A Prefeitura de Olinda, em nota, afirma que a atual gestão da cidade entregou 2,3 mil unidades habitacionais. O poder municipal informou que admitiu recentemente o primeiro projeto para a construção de empreendimentos dentro do Minha Casa, Minha Vida para construção de 400 unidades habitacionais. “O empreendimento elencado está na faixa 1, destinado às famílias com renda mais baixa e incluindo, inclusive, grupos que estarão isentos de pagamento, mediante os critérios vigentes. Neste cenário, figura a população instalada em comunidades carentes às margens do Rio Beberibe, que seguem em constante monitoramento”.
Sobre a não execução do Prometrópole na Vila do Tetra, a Prefeitura de Olinda afirmou que “é de conhecimento público que planos de requalificação e/ou urbanização, com recursos oriundos da União, por meio de projetos como o Prometrópole e o Programa de Aceleração do Crescimento, não tiveram execução e/ou continuidade em gestões passadas, não havendo ingerência da atual gestão de Olinda. Contudo, desde 2017, o município vem dialogando e buscando formas de captação de recursos junto às esferas estadual, federal para melhoria da qualidade de vida da população”
A Prefeitura do Recife afirmou que constitucionalmente o Rio Beberibe é de responsabilidade estadual, mas informou que a Emlurb (Autarquia de Manutenção e Limpeza Urbana do Recife) fez, no ano passado, a limpeza do Rio Beberibe, retirando mais de 300 toneladas de dejetos. “A autarquia realiza ainda ações pontuais de limpeza em alguns trechos de rios que cortam a cidade para minimizar os transtornos gerados pelo descarte irregular”. O poder municipal da capital lembrou também que o saneamento é de responsabilidade da Compesa (Companhia Pernambucana de Saneamento), mas que atua de forma complementar. Na região, a PCR está construindo duas estações elevatórias de esgoto e iniciou as obras de saneamento integrado, incluindo o bairro de Dois Unidos, com investimentos superiores a R$ 50 milhões.
A PCR também informou que está em andamento o PAC Beberibe, que realocou mais de 2,2 mil famílias que moravam em condições precárias à beira do rio. “Já foram entregues quase 5 km da nova avenida às margens do Beberibe, que quando estiver totalmente pronta irá conectar a região com a BR-101”. A residência de Adelma fica justamente numa região ainda não beneficiada pelas obras dessa via, que tem projeto de chegar até a rodovia. O poder municipal afirmou ainda que as tubulações de esgoto implantadas levarão os dejetos para a ETE Minerva, em Dois Unidos, com expectativa de melhorias ambientais na bacia do Rio Beberibe e na qualidade de vida da população.
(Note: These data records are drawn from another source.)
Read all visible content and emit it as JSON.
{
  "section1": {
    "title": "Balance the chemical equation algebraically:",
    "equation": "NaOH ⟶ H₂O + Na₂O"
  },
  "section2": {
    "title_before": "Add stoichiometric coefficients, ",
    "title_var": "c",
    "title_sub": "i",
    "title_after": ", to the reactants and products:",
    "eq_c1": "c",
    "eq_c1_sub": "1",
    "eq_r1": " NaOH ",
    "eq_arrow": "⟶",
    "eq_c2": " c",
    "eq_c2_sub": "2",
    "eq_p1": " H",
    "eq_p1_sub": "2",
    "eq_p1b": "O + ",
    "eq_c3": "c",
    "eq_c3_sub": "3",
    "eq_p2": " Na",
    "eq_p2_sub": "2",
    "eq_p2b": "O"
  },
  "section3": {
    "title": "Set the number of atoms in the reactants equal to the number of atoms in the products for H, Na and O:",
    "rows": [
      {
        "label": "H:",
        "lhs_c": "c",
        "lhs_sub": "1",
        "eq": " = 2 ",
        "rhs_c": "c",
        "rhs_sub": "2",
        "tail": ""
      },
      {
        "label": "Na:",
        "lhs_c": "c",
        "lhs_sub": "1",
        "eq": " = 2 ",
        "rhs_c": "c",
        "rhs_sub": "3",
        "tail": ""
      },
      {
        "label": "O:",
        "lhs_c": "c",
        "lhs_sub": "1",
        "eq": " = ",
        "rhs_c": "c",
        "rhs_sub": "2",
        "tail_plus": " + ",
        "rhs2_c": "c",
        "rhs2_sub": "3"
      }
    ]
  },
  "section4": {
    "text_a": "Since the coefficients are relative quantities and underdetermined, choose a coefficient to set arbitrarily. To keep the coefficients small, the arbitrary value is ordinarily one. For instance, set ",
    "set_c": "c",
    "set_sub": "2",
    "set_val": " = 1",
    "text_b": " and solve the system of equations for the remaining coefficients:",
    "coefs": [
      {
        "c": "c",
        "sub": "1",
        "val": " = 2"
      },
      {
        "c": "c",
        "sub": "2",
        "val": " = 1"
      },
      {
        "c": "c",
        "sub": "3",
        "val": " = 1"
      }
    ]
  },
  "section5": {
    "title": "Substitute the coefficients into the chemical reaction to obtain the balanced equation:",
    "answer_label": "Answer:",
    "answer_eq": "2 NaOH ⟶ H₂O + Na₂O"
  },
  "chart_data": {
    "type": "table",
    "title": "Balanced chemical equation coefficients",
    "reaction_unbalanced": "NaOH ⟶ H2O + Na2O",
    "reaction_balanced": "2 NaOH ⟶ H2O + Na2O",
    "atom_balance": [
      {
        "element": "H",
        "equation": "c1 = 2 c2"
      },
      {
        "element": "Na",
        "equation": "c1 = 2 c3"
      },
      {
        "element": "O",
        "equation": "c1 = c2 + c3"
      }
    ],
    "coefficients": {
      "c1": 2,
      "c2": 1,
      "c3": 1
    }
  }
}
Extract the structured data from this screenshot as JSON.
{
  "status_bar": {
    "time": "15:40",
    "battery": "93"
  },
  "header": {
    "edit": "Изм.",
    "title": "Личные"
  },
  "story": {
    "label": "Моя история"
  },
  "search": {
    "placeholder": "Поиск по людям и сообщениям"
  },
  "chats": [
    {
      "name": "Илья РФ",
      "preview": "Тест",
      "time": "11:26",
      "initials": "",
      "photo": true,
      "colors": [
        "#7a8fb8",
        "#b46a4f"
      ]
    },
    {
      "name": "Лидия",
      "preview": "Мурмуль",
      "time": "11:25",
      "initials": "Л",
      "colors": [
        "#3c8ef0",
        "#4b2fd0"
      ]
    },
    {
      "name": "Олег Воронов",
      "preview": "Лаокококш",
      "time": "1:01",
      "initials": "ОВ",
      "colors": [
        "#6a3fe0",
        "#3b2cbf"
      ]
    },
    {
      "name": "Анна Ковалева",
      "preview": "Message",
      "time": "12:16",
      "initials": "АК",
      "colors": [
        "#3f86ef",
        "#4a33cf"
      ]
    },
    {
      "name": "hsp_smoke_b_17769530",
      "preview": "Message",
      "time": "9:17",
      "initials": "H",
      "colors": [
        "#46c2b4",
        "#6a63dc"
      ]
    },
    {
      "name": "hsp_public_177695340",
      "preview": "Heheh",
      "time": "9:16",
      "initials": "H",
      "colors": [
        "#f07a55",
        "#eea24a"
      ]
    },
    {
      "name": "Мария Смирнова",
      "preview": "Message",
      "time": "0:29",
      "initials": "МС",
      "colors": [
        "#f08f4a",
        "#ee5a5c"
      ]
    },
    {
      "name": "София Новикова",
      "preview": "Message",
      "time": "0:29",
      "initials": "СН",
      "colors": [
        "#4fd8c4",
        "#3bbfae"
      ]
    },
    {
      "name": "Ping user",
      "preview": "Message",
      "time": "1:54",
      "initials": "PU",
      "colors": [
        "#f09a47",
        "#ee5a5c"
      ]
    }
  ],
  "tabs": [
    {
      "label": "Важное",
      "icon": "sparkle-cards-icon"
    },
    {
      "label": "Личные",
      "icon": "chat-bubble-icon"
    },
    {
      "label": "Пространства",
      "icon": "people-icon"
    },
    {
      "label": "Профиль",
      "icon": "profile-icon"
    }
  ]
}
Também em nota, a SRHS-PE (Secretaria de Recursos Hídricos e Saneamento do Governo do Estado) informou que está estudando a realização de um programa de revitalização da bacia do Beberibe, mas, neste momento, a pasta está em fase de captação de recursos. “No que diz respeito às inundações dos rios que banham a Região Metropolitana do Recife, os eventos têm sido crescentes e têm sido monitorados permanentemente pela SRHS-PE, por meio da Apac (Agência Pernambucana de Águas e Clima), que mantém a população atualizada, tanto com relação à tendência de chuvas, quanto aos impactos nos níveis dos rios. Com relação às políticas públicas de moradia voltadas para as populações que vivem em áreas ribeirinhas, a atribuição da SRHS-PE dá-se no apoio técnico às prefeituras e equipes de Defesa Civil, das cidades e do Estado. Além disso, a pasta vem atuando em parceria com a Secretaria de Desenvolvimento Urbano e Habitação de Pernambuco, em seu programa Morar Bem, executando serviços de infraestrutura, no âmbito do saneamento, para acelerar a conclusão de obras habitacionais”.
Nos próximos meses, a série de reportagens "3 Rios, 3 Comunidades, 3 Desafios" navegará pelas águas do Tejipió e do Capibaribe, nos seus percursos metropolitanos, em busca das vozes das populações ribeirinhas quase invisíveis e do debate das soluções para problemas históricos e contemporâneos.